To make matters worse, the COVID-19 pandemic had begun sweeping the world. 

We decided to reduce the burden on our users and make Twickle free to use for the duration of the pandemic. They are already a heavily impacted population and we wanted to support them in any way we could. 

We still had some lingering questions about our experiment. There were so many variables to tweak at each step of the customer journey (e.g. maybe we do a free trial without having them enter a card first). We could have set up hypotheses for each one and run different tests on them. A small product pivot could probably increase our conversion rate. 

However, our gut feeling was that this wasn’t the right way to monetize in a way that’d make a profitable startup. 
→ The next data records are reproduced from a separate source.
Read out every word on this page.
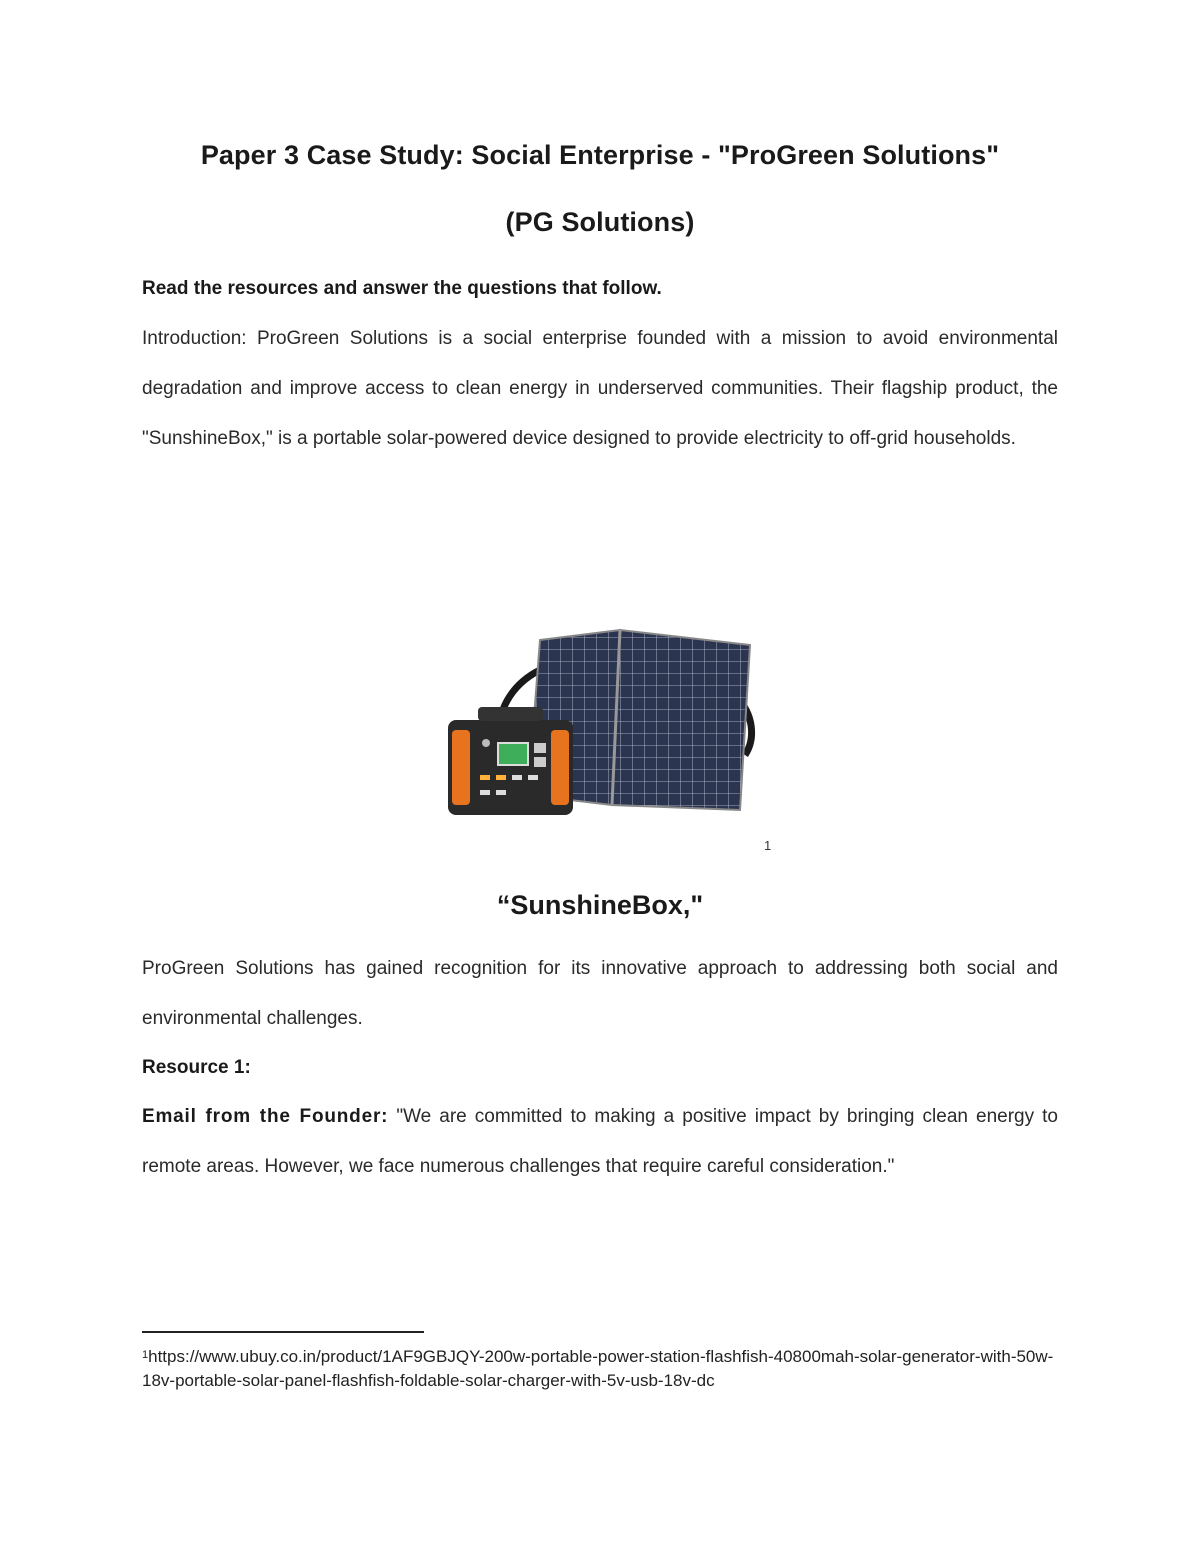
Paper 3 Case Study: Social Enterprise - "ProGreen Solutions"
(PG Solutions)
Read the resources and answer the questions that follow.
Introduction: ProGreen Solutions is a social enterprise founded with a mission to avoid environmental degradation and improve access to clean energy in underserved communities. Their flagship product, the "SunshineBox," is a portable solar-powered device designed to provide electricity to off-grid households.
1
“SunshineBox,"
ProGreen Solutions has gained recognition for its innovative approach to addressing both social and environmental challenges.
Resource 1:
Email from the Founder: "We are committed to making a positive impact by bringing clean energy to remote areas. However, we face numerous challenges that require careful consideration."
$^1$https://www.ubuy.co.in/product/1AF9GBJQY-200w-portable-power-station-flashfish-40800mah-solar-generator-with-50w-18v-portable-solar-panel-flashfish-foldable-solar-charger-with-5v-usb-18v-dc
Finding a new user in the content creation universe

This entire product was an exercise in lean startup methodology. The experiment had proved this wasn’t a viable product hypothesis. We needed to pivot. 

All along our 400+ interviews, we had learned about esports teams as a possible new market. Some streamers we knew were involved on esports teams and we had met some connections at TwitchCon 2018 and 2019. We then decided to keep our creator product free and explore this new esports terrain, marking another test in our lean startup journey.